One of the main tasks of each country is to increase production and exports, 
which should aim towards the achievement of stable economic growth in the long 
term. In order to make it possible, it is necessary to attract foreign direct investments. 
For this reason it is very important to create such investment climate in the country 
which would be suitable for foreign investors. Stimulating tax environment is certainly 
one of the main instruments to increase investment [Marjanovic-Radojevic, 2013, 
p.355]. In order to encourage the growing economic activity in the domestic 
environment together with attracting foreign capital, it is important to realize that 
income tax plays an important role, being one of the most important tax instruments. 
This primarily refers to a wide range of tax incentives in the system of income tax, 
which are nowadays a key determinant of tax competition. Therefore, it can be said 
that these tax incentives contributed to creation of the best possible preferential tax 
treatment for foreign investors.
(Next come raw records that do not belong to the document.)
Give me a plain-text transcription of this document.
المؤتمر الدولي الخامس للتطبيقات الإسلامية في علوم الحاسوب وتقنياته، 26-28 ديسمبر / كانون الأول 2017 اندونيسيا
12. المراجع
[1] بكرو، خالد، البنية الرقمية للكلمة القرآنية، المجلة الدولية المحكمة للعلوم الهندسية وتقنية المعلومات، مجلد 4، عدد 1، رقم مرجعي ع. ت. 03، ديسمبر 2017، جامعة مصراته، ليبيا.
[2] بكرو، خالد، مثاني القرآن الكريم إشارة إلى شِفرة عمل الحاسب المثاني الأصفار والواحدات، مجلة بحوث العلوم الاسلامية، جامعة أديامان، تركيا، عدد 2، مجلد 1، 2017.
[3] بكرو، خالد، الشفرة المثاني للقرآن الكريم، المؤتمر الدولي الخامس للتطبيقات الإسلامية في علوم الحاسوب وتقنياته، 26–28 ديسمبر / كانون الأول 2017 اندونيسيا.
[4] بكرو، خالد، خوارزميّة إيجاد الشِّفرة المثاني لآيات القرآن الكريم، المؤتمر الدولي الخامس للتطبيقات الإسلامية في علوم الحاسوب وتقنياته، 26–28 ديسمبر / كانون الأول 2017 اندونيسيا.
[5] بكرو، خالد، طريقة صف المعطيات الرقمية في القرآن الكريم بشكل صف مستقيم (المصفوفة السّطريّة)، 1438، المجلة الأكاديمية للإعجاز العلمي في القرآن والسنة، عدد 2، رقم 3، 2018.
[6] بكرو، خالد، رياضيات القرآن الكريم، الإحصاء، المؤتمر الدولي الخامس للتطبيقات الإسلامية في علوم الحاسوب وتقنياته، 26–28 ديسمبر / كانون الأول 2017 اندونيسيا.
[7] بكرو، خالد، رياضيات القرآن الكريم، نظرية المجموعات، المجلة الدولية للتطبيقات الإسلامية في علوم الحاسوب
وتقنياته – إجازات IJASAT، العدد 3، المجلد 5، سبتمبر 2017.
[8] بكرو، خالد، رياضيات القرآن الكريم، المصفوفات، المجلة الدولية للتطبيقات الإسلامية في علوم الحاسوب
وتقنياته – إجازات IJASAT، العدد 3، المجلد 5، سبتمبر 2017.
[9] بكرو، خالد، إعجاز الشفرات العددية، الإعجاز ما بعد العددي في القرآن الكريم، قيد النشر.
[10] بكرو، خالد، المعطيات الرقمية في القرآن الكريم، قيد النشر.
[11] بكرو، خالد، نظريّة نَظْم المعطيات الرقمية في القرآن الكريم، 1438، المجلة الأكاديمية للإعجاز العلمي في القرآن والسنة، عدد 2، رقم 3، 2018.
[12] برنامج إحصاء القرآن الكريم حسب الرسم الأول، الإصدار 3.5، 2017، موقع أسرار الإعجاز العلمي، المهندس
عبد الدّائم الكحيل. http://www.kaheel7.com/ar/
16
Many transition countries have realized that fiscal 
policy is a very powerful instrument for attracting foreign investment. During the 
1990s, Central European countries used ‘tax breaks’ for this purpose, as well as other 
fiscal incentives. As a result, there was an increase in the volume and amount of 
capital inflow, leading to the growth of the economies of these countries, thereby 
increasing their competitiveness [Domazet, 2014, pp. 217-227]. As it is known that the 
taxpayers are trying to reduce their tax liability at the lowest possible level, they have 
interest in taking advantage of tax incentives which are provided by states in the 
process of tax competition. There is a conflict of interests of the state, on the one 
hand, to attract more investments (lower tax burden), while on the other they are 
trying to collect as many resources for financing public functions (higher tax burden).